Was sich dereinst real in Bethlehem abgespielt hat, bleibt aus wissenschaftlicher Perspektive reine Spekulation, weil keine einzige historische Quelle vorliegt, in denen die Anwesenheit der drei Magier aus dem Orient in Judäa Bestätigung erführe. Dennoch besteht eine geringe Wahrscheinlichkeit, dass damals tatsächlich babylonische Priester aus astrologischen Motiven in das Jordanland gezogen sind, um einen König zu huldigen. Dabei könnte sie zudem ein astronomisches Phänomen inspiriert haben, das um 7 v. Chr. zu sehen war. Es existiert sogar eine historische Quelle, die dokumentiert, dass die Erscheinung von den Astronomen aus dem Zweistromland tatsächlich beobachtet wurde. Trotzdem hat die Geschichte um den Stern von Bethlehem nur Legendencharakter.
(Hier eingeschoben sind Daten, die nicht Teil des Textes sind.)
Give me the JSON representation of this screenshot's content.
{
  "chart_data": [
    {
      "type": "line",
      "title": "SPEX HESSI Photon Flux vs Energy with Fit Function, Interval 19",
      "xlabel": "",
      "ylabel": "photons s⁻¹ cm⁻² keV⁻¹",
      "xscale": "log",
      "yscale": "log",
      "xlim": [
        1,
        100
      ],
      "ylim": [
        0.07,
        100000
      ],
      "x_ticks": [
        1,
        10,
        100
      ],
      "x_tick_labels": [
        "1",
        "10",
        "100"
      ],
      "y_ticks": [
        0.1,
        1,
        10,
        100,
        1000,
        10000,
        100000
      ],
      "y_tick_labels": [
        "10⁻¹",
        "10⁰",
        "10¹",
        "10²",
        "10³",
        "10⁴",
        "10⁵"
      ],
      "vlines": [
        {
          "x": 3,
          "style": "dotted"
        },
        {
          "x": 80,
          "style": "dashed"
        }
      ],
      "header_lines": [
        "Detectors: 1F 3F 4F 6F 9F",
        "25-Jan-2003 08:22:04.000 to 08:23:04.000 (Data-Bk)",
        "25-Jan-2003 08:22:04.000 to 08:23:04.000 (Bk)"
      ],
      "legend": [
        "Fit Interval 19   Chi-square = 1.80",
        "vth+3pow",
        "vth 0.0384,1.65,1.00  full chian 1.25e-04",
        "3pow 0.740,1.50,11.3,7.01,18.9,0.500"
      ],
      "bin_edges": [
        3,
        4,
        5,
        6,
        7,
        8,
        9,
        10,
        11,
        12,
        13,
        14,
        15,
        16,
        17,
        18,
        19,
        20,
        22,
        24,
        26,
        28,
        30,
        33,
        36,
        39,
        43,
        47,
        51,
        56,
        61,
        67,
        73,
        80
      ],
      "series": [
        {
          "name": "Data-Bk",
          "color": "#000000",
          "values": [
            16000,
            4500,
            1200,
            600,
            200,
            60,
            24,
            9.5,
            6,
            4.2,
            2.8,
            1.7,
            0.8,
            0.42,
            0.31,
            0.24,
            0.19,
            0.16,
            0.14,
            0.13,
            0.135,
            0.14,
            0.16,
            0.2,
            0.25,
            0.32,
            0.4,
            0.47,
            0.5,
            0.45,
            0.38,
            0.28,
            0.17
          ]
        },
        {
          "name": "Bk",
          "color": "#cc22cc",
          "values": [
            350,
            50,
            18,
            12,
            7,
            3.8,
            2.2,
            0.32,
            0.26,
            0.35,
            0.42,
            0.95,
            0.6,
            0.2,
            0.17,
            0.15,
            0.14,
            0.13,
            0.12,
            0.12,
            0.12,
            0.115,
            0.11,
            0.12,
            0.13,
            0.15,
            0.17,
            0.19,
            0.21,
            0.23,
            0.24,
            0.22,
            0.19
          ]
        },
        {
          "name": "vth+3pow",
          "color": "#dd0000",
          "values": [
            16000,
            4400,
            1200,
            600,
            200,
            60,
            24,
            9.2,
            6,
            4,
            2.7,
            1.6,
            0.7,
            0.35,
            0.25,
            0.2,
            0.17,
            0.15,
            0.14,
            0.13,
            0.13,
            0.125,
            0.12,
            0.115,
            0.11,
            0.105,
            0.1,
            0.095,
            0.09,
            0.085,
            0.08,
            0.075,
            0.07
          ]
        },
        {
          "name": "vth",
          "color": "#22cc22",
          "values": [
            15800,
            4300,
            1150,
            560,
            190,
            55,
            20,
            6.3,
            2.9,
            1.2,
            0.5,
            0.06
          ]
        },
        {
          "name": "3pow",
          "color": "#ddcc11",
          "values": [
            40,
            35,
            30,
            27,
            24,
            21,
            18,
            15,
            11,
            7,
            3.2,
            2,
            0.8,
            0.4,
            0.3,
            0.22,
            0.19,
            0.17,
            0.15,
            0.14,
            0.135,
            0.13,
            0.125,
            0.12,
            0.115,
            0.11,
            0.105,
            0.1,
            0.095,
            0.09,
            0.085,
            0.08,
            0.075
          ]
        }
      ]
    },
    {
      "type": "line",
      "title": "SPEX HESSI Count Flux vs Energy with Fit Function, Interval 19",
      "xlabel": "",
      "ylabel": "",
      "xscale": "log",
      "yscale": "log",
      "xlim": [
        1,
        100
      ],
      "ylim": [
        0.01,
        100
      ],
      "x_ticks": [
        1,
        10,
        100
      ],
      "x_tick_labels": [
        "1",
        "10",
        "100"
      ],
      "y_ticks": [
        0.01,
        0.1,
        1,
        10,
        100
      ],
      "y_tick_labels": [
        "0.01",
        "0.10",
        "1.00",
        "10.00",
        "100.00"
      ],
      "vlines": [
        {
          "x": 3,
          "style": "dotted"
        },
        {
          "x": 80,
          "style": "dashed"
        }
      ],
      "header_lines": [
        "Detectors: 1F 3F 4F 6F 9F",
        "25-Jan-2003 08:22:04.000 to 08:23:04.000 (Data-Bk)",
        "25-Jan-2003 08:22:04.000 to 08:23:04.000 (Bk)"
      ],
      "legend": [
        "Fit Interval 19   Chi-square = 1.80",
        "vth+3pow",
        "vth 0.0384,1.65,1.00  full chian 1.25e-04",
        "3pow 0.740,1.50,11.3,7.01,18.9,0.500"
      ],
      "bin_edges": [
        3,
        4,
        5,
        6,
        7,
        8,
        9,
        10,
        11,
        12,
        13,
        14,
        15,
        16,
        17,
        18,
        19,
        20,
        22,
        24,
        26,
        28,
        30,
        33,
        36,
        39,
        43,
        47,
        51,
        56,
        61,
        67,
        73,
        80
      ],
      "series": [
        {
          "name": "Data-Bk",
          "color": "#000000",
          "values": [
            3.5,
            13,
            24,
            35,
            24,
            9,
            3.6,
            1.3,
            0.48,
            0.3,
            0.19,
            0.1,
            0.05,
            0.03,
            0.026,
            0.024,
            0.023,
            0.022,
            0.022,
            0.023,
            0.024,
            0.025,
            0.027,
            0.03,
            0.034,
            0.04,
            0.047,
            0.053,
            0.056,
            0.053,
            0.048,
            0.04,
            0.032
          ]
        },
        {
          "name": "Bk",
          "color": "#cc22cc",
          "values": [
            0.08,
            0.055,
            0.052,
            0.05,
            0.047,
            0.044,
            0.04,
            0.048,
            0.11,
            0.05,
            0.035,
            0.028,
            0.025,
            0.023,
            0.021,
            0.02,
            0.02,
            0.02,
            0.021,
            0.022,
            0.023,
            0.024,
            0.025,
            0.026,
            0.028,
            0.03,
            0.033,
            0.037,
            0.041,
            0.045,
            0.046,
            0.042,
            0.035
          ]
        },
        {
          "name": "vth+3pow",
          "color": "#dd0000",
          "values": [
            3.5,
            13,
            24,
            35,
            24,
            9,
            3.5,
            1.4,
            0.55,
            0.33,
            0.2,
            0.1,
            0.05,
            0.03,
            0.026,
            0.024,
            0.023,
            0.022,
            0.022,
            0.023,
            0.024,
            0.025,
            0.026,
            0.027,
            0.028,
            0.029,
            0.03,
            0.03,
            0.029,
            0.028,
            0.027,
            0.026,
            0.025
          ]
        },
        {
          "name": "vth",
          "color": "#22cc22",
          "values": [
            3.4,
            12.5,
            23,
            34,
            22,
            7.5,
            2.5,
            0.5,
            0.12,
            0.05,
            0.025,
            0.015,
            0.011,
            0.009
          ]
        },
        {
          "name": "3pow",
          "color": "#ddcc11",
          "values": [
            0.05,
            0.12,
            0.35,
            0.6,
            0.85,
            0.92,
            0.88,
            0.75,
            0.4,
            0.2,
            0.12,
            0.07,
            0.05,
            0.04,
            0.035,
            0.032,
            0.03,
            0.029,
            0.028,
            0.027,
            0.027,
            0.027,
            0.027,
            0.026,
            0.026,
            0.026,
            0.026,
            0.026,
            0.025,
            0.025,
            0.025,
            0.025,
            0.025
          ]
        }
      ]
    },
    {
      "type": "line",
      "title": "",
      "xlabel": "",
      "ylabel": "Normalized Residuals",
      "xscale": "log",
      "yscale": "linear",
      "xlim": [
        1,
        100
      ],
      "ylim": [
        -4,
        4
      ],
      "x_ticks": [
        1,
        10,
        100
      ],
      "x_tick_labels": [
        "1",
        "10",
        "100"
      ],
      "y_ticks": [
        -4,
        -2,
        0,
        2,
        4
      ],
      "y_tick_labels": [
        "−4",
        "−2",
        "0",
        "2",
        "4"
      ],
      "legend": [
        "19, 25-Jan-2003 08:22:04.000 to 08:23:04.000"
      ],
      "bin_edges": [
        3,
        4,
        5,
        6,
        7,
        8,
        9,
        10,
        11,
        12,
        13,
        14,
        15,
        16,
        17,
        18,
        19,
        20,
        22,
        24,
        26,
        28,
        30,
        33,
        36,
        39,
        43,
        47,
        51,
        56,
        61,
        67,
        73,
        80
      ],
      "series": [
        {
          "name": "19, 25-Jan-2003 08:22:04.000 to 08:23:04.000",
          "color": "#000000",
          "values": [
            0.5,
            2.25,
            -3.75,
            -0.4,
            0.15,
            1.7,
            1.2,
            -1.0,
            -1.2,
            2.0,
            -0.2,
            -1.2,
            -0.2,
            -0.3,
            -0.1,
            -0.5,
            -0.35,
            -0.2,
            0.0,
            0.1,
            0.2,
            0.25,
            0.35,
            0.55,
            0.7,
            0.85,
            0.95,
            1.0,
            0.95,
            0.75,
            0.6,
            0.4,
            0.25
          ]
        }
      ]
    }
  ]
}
Als Jesus zur Zeit des Königs Herodes in Bethlehem in Judäa geboren worden war, kamen Sterndeuter aus dem Osten nach Jerusalem und fragten: Wo ist der neugeborene König der Juden? Wir haben seinen Stern aufgehen sehen und sind gekommen, um ihm zu huldigen. (…) Und der Stern, den sie hatten aufgehen sehen, zog vor ihnen her bis zu dem Ort, wo das Kind war; dort blieb er stehen.

Jeder gläubige Christ oder halbwegs bibelfeste oder auch nur interessierte Leser dieser zur Weihnachtsgeschichte verklärten Episode aus dem Matthäus-Evangelium (Mt 2,1) kann sich in seiner Fantasie ausmalen, wie vor mehr als 2000 Jahren die Heiligen Drei Könige einem hellen neuen Stern folgten, der sie schnurstracks nach Bethlehem zur Krippe leitete, wo sich die Geburt Jesu zugetragen haben soll. Oder auch nicht. Denn Forschungen zufolge könnte Jesu wohl eher in Nazareth das Licht der Welt erblickt, die Inthronisierung des neuen Königs der Juden fernab von Bethlehem stattgefunden haben, sofern sie denn überhaupt stattgefunden hat.